Vampires et sangs pourpre

Chapitre 3




 

    Valentine s'installait sur la scène avec une certaine appréhension, comme avant chaque concert lorsqu'elle jouait en solo. Certes son talent n'était plus à prouver après plus d'un siècle d'entraînement journalier s'ajoutant de surcroit à une certaine maîtrise innée de l'instrument, mais tous ces humains qui la regardaient, ou plutôt l'écoutaient avec admiration, la mettaient assez mal à l'aise. S'ils savaient, pensait-elle, s'ils savaient combien d'entre eux j'ai tué il y a encore quelques décennies… Et sans la fabuleuse invention d'Elisa, cela continuerait encore aujourd'hui… Sa belle sœur avait en effet mis au point une trentaine d'années plus tôt, une sorte de machine permettant de recueillir le sang d'une personne décédée et de le maintenir en mouvement afin qu'il ne soit plus nocif pour les  vampires. Elle passait ses nuits entre les morgues du pays, puis distribuait le sang à ses amis, et cela semblait plutôt l'amuser… Sans doute en avait-elle eu assez de tuer après un millénaire de vampirisme. Valentine et d'autres l'avaient volontiers suivie, heureux de pouvoir consacrer leurs nuits à d'autres occupations que la chasse à l'homme, mais Charles restait encore assez réticent à ces procédés, des caprices de jeunesse, pensait sa compagne, cela passerait comme le reste.

     La vampire s'installait avec son violon au milieu de la scène, vérifiant une dernière fois que tout était en ordre pour le concert… Elle n'avait presque pas dormi de la journée, composant de nouveaux morceaux, s'entraînant sur d'anciens. Ces morceaux de sa composition, créés jadis pour elle, et qu'elle était  seule à avoir entendu…Si jamais la jeune fille de la veille avait son âme, elle les reconnaîtrait, c'était certain, et cela se lirait dans ses yeux…

Pourtant une nouvelle crainte venait tarauder son esprit :

                       Et si elle n'était pas là ?

 

     Mal à l'aise, Julie suivit le portier jusqu'à la place indiquée sur son billet et fut étonnée de constater qu'elle était aux premières loges, avec une vue parfaite sur la scène. Depuis son accident, elle n'était jamais allée à l'opéra, et avant, elle ne pouvait s'en souvenir, mais ce lieu ne lui était pas familier en tout cas. Elle remercia intérieurement sa meilleure amie, qu'elle était allée voir l'après-midi même, pour lui avoir prêté sa robe de soie bleue foncée qui seyait parfaitement à sa taille de guêpe et lui permettait de ne pas se faire remarquer parmi tout ce beau monde si guindé.
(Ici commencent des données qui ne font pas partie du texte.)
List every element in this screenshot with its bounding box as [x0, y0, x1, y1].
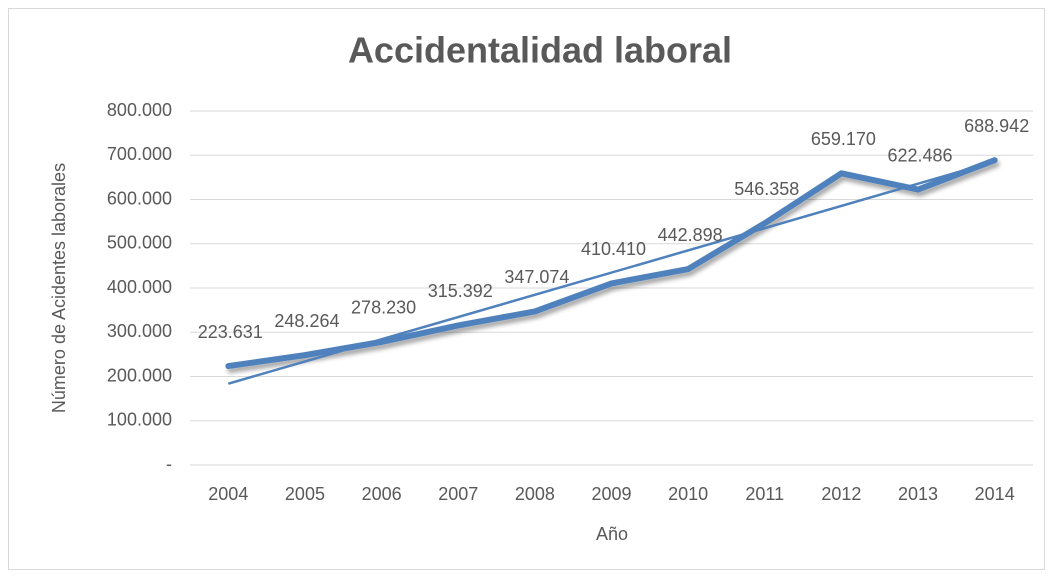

Bien entendu, sa meilleure amie pensait qu'elle se rendait là-bas accompagnée d'un jeune homme, de Marc en particulier. Et puis, qui d'autre aurait pu lui acheter cette place de toute façon ? Il y avait des limites à la générosité de son oncle….

Souriant à ces pensées, elle n'avait pas remarqué le brusque silence qui enveloppait la salle alors que le rideau se levait et elle fut subjuguée à l'instant même où ses yeux se portèrent sur la scène. Une Valentine plus rayonnante que jamais dans sa longue robe noire au décolleté profond, faisant ressortir l'extrême pâleur de sa peau si parfaite  alors que ses cheveux relevés en chignon et son maintien lui donnaient une certaine distinction, une certaine noblesse que même une famille royale aurait facilement pu lui envier.
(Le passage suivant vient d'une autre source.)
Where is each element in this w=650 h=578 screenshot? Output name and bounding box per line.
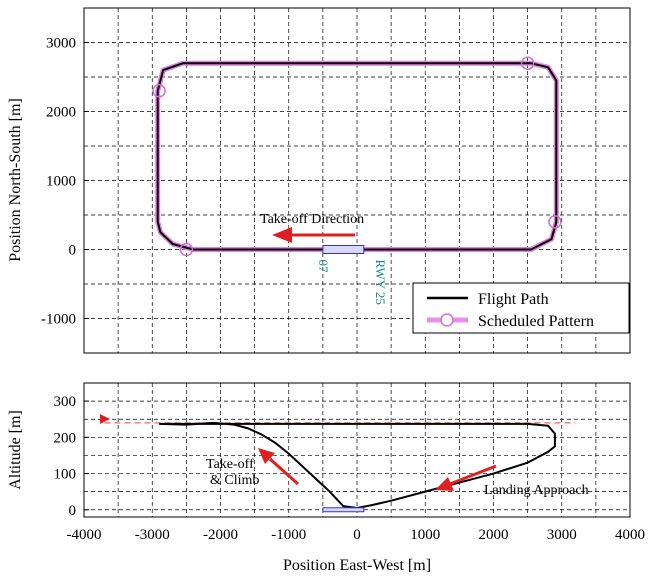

Mais ce n'était rien à côté de ce qu'elle ressentit lorsque les premières notes sortirent du violon de la jeune femme…

       Elle fut très vite ensorcelée par cette mélodie qui semblait faite pour atteindre son cœur. Les secondes passaient, puis les minutes plus délicieuses les unes que les autres, sans qu'elle ne put détacher ses yeux du milieu de la scène. Ce fut sous un tonnerre d'applaudissements que la dernière note s'échappa de l'instrument féérique. Lorsque le public se fut calmé, Valentine fit une annonce de sa voix limpide et envoûtante qui ne semblait laisser personne indifférent :

-A présent, je voudrais vous interpréter un morceau de ma composition. Je le dédie à une jeune personne que j'ai récemment rencontrée et qui se reconnaîtra, je l'espère, ajouta-t-elle tout en croisant le regard clair de Julie, trop intimidée pour répondre à son sourire.

Dès les premiers mouvements exécutés par son archer, Valentine vit le visage de sa nouvelle protégée se transformer. Elle la vit rougir, puis pâlir, puis trembler…

Elle pouvait même entendre son pouls qui s'était accéléré de plus belle jusqu'à devenir le plus rapide de toute la salle.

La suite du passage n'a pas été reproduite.